Und so ähnlich schrieb wohl Walter Benjamin:
Der erste Schrank, der aufging, wann ich wollte, war die Kommode. … Ich musste mir Bahn bis in den hinteren Winkel machen; dann stieß ich auf meine Strümpfe, welche da gehäuft und in althergebrachte Art gerollt und eingeschlagen, ruhten, so dass jedes Paar das Aussehen einer kleinen Tasche hatte. Nichts ging mir über das Vergnügen, meine Hand so tief wie möglich in ihr Inneres zu versenken. Und nicht nur ihrer wolligen Wärme wegen. Es war »Das Mitgebrachte«, das sich immer im eingeräumten Innern in der Hand hielt und dass mich derart in die Tiefe zog. … Denn nun ging ich daran, »Das Mitgebrachte« aus seiner wollenen Tasche auszuwickeln. Ich zog es immer näher an mich heran, bis das Bestürzende vollzogen war: »Das Mitgebrachte« seiner Tasche ganz entwunden, jedoch sich selbst nicht mehr vorhanden war. Nicht oft genug konnte ich so die Probe auf jene rätselhafte Wahrheit machen: das Form und Inhalt, Hülle und Verhülltes, »Das Mitgebrachte« und die Tasche eines waren. Eines — und zwar ein Drittes: jener Strumpf, in den sie beide sich verwandelt hatten. Bedenke ich, wie unersättlich ich gewesen bin, dies Wunder zu beschwören, so bin ich sehr versucht, in meinem Kunstgriff ein kleines, schwesterliches Gegenstück der Märchen zu vermuten, welche gleichfalls mich in die Geister- oder Zaubererwelt einluden, um am Schluss mich gleich unfehlbar der schlichten Wirklichkeit zurückzugeben, die mich so tröstlich aufnahm wie ein Strumpf.

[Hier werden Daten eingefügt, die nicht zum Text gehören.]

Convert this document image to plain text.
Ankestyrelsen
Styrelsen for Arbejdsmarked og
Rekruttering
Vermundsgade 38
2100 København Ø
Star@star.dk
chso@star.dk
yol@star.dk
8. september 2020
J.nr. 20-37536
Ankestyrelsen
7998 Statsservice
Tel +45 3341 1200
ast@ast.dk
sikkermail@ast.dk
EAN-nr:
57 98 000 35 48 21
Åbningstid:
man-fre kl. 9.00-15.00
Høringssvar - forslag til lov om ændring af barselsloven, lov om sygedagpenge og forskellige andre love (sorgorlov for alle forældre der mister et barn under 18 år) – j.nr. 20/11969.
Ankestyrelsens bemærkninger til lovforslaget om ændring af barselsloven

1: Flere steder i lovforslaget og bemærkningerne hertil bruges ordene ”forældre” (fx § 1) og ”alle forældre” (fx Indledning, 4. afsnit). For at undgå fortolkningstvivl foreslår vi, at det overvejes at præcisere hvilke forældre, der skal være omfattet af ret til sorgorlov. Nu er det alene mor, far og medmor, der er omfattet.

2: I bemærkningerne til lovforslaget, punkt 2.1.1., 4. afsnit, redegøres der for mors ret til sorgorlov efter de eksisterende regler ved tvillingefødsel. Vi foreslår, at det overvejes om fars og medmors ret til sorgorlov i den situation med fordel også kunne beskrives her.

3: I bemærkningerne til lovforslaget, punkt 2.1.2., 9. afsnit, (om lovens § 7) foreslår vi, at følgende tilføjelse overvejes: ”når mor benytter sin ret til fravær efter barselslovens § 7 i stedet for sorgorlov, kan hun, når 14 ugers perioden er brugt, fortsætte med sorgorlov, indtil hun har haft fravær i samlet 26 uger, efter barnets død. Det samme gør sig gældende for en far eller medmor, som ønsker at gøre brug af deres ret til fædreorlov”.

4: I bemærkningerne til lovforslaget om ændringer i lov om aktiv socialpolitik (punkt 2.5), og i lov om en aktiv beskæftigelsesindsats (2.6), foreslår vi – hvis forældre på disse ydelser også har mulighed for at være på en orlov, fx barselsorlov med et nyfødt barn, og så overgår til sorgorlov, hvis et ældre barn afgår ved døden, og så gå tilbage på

Benjamin, Walter: Berliner Kindheit um 1900, S. 283 f. in derselbe: Gesammelte Schriften Bd. 4.1
Aber es gibt auch eine Verallgemeinerung. Der Mensch entfaltet sich und faltet sich in sich selbst durch seine Haut, durch den Körper, den er bewohnt und der ihm diese Faltungen anbietet. Er faltet sich in seiner Phantasie durch die Märchen, die gleichsam Gliedmaßen in ein unbekanntes Reich sind und er kehrt zurück in die Höhlen seiner Socke, indem er in die Wirklichkeit zurückkehrt. Schließlich aber faltet er auch die Information in sich selbst, indem die vergangene Information zum Kontext der aktuellen Informationen wird, so dass das, was wir Informationsverarbeitung nennen, ein stets sich in sich selbst neu entfaltender Prozess ist:
Sehr allgemein gesprochen, scheint das Prinzip dabei darin zu bestehen, dass die fast kontinuierlich ablaufenden Feedback-Schleifen von höheren zu niedrigeren Bereichen im Gehirn einen anhaltenden Zyklus erschaffen, einen kreisförmigen, in sich selbst eingebettetem Informationsfluss, bei dem das, was gerade vor ein paar Millisekunden passiert ist, ständig dynamisch auf das zurück abgebildet wird, was gerade jetzt herein kommt. Ein innerer Kreislauf entsteht. Auf diese Weise erzeugt die unmittelbar zurückliegende Vergangenheit kontinuierlich einen Kontext für die Gegenwart — sie filtert das, was wir jetzt gerade bewusst erleben können. Man sieht, wie eine alte philosophische Idee verfeinert, angereichert und durch die moderne Hirnforschung dann auf der Ebene des neuronalen Mechanismus detailliert ausbuchstabiert wird.
Metzinger, Thomas: Der Ego-Tunnel. München 2014, S. 56.
Kleiner Nachtrag:
Eigentlich hatte ich etwas über die Nacktheit schreiben wollen, doch zu diesem Stichwort hat mich mein Zettelkasten geradezu erschlagen. Ich bin dann bei dem Zitat von Michel Serres hängen geblieben. Die beiden anderen Zitate waren in dem Moment sofort da. Aber wenn man sich mit dem Thema der Nacktheit beschäftigt, dann ist das kein allzu fernliegendes Sujet.